Analyzing Cognitive Differences Among Large Language Models through the Lens of Social Worldview
This work addresses the need for more transparent and socially responsible language technologies by uncovering implicit biases in LLMs, which is important for developers and users concerned with ethical AI, though it is incremental in building on existing bias research.
The paper tackled the problem of understanding how large language models (LLMs) form and express socio-cognitive worldviews, such as attitudes toward authority and equality, by introducing the Social Worldview Taxonomy (SWT) and applying it to 28 diverse LLMs, revealing distinct cognitive profiles and showing that social cues systematically shape these attitudes.

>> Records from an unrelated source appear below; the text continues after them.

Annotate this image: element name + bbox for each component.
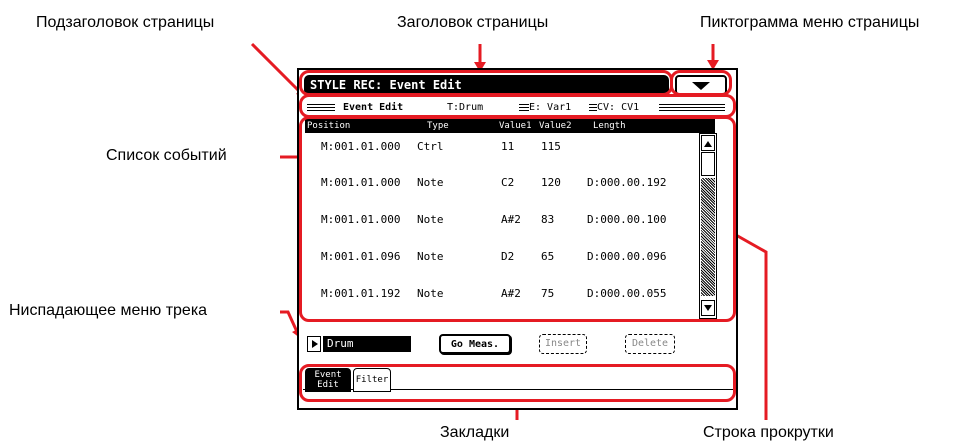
event-value1: C2 bbox=[501, 176, 515, 189]
scroll-down-button[interactable] bbox=[701, 300, 715, 316]
subtitle-page-name: Event Edit bbox=[343, 102, 404, 113]
arrow-down-icon bbox=[704, 305, 712, 311]
subtitle-cv: CV: CV1 bbox=[597, 102, 640, 113]
insert-button[interactable]: Insert bbox=[539, 334, 587, 354]
event-list-scrollbar[interactable] bbox=[699, 133, 717, 319]
event-value1: 11 bbox=[501, 140, 515, 153]
go-meas-button[interactable]: Go Meas. bbox=[439, 334, 511, 354]
event-position: M:001.01.192 bbox=[321, 287, 401, 300]
col-position: Position bbox=[307, 121, 351, 131]
scroll-thumb[interactable] bbox=[701, 152, 715, 176]
col-value1: Value1 bbox=[499, 121, 532, 131]
callout-scrollbar: Строка прокрутки bbox=[703, 424, 834, 441]
subtitle-element: E: Var1 bbox=[529, 102, 572, 113]
chevron-down-icon bbox=[692, 82, 710, 90]
event-length: D:000.00.100 bbox=[587, 213, 667, 226]
event-type: Ctrl bbox=[417, 140, 444, 153]
callout-event-list: Список событий bbox=[106, 147, 227, 164]
event-row[interactable]: M:001.01.096 Note D2 65 D:000.00.096 bbox=[305, 247, 697, 267]
scroll-track[interactable] bbox=[701, 178, 715, 296]
event-row[interactable]: M:001.01.192 Note A#2 75 D:000.00.055 bbox=[305, 284, 697, 304]
track-select[interactable]: Drum bbox=[323, 336, 411, 352]
event-value2: 120 bbox=[541, 176, 561, 189]
event-type: Note bbox=[417, 176, 444, 189]
subtitle-decor-cv bbox=[589, 104, 597, 112]
event-row[interactable]: M:001.01.000 Ctrl 11 115 bbox=[305, 137, 697, 157]
event-value2: 115 bbox=[541, 140, 561, 153]
event-length: D:000.00.055 bbox=[587, 287, 667, 300]
track-menu-button[interactable] bbox=[307, 336, 321, 352]
tab-event-edit[interactable]: Event Edit bbox=[305, 368, 351, 392]
event-value2: 65 bbox=[541, 250, 555, 263]
event-row[interactable]: M:001.01.000 Note A#2 83 D:000.00.100 bbox=[305, 210, 697, 230]
event-position: M:001.01.000 bbox=[321, 140, 401, 153]
event-value2: 83 bbox=[541, 213, 555, 226]
callout-page-menu-icon: Пиктограмма меню страницы bbox=[700, 14, 920, 31]
subtitle-decor-element bbox=[519, 104, 529, 112]
subtitle-decor-right bbox=[659, 104, 725, 112]
tab-filter[interactable]: Filter bbox=[353, 368, 391, 392]
event-type: Note bbox=[417, 213, 444, 226]
subtitle-decor-left bbox=[307, 104, 335, 112]
event-value1: A#2 bbox=[501, 213, 521, 226]
tab-event-edit-label-2: Edit bbox=[317, 380, 339, 390]
callout-page-title: Заголовок страницы bbox=[397, 14, 549, 31]
col-type: Type bbox=[427, 121, 449, 131]
lcd-screen: STYLE REC: Event Edit Event Edit T:Drum … bbox=[297, 68, 738, 410]
callout-tabs: Закладки bbox=[440, 424, 510, 441]
callout-track-menu: Ниспадающее меню трека bbox=[9, 302, 208, 319]
event-position: M:001.01.000 bbox=[321, 176, 401, 189]
event-list[interactable]: M:001.01.000 Ctrl 11 115 M:001.01.000 No… bbox=[305, 133, 697, 318]
leader-track-menu bbox=[280, 310, 300, 335]
page-menu-button[interactable] bbox=[675, 75, 727, 95]
col-value2: Value2 bbox=[539, 121, 572, 131]
event-length: D:000.00.096 bbox=[587, 250, 667, 263]
event-value1: D2 bbox=[501, 250, 515, 263]
event-row[interactable]: M:001.01.000 Note C2 120 D:000.00.192 bbox=[305, 173, 697, 193]
event-position: M:001.01.000 bbox=[321, 213, 401, 226]
play-arrow-icon bbox=[312, 340, 318, 348]
page-subtitle: Event Edit T:Drum E: Var1 CV: CV1 bbox=[307, 100, 729, 116]
delete-button[interactable]: Delete bbox=[625, 334, 675, 354]
scroll-up-button[interactable] bbox=[701, 135, 715, 151]
event-length: D:000.00.192 bbox=[587, 176, 667, 189]
col-length: Length bbox=[593, 121, 626, 131]
arrow-up-icon bbox=[704, 141, 712, 147]
event-value2: 75 bbox=[541, 287, 555, 300]
event-type: Note bbox=[417, 250, 444, 263]
event-position: M:001.01.096 bbox=[321, 250, 401, 263]
event-type: Note bbox=[417, 287, 444, 300]
event-value1: A#2 bbox=[501, 287, 521, 300]
page-title: STYLE REC: Event Edit bbox=[304, 75, 669, 95]
tab-event-edit-label-1: Event bbox=[314, 370, 342, 380]
callout-page-subtitle: Подзаголовок страницы bbox=[36, 14, 215, 31]
subtitle-track: T:Drum bbox=[447, 102, 484, 113]
event-list-header: Position Type Value1 Value2 Length bbox=[305, 119, 715, 133]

Large Language Models (LLMs) have become integral to daily life, widely adopted in communication, decision-making, and information retrieval, raising critical questions about how these systems implicitly form and express socio-cognitive attitudes or "worldviews". While existing research extensively addresses demographic and ethical biases, broader dimensions-such as attitudes toward authority, equality, autonomy, and fate-remain under-explored. In this paper, we introduce the Social Worldview Taxonomy (SWT), a structured framework grounded in Cultural Theory, operationalizing four canonical worldviews (Hierarchy, Egalitarianism, Individualism, Fatalism) into measurable sub-dimensions. Using SWT, we empirically identify distinct and interpretable cognitive profiles across 28 diverse LLMs. Further, inspired by Social Referencing Theory, we experimentally demonstrate that explicit social cues systematically shape these cognitive attitudes, revealing both general response patterns and nuanced model-specific variations. Our findings enhance the interpretability of LLMs by revealing implicit socio-cognitive biases and their responsiveness to social feedback, thus guiding the development of more transparent and socially responsible language technologies.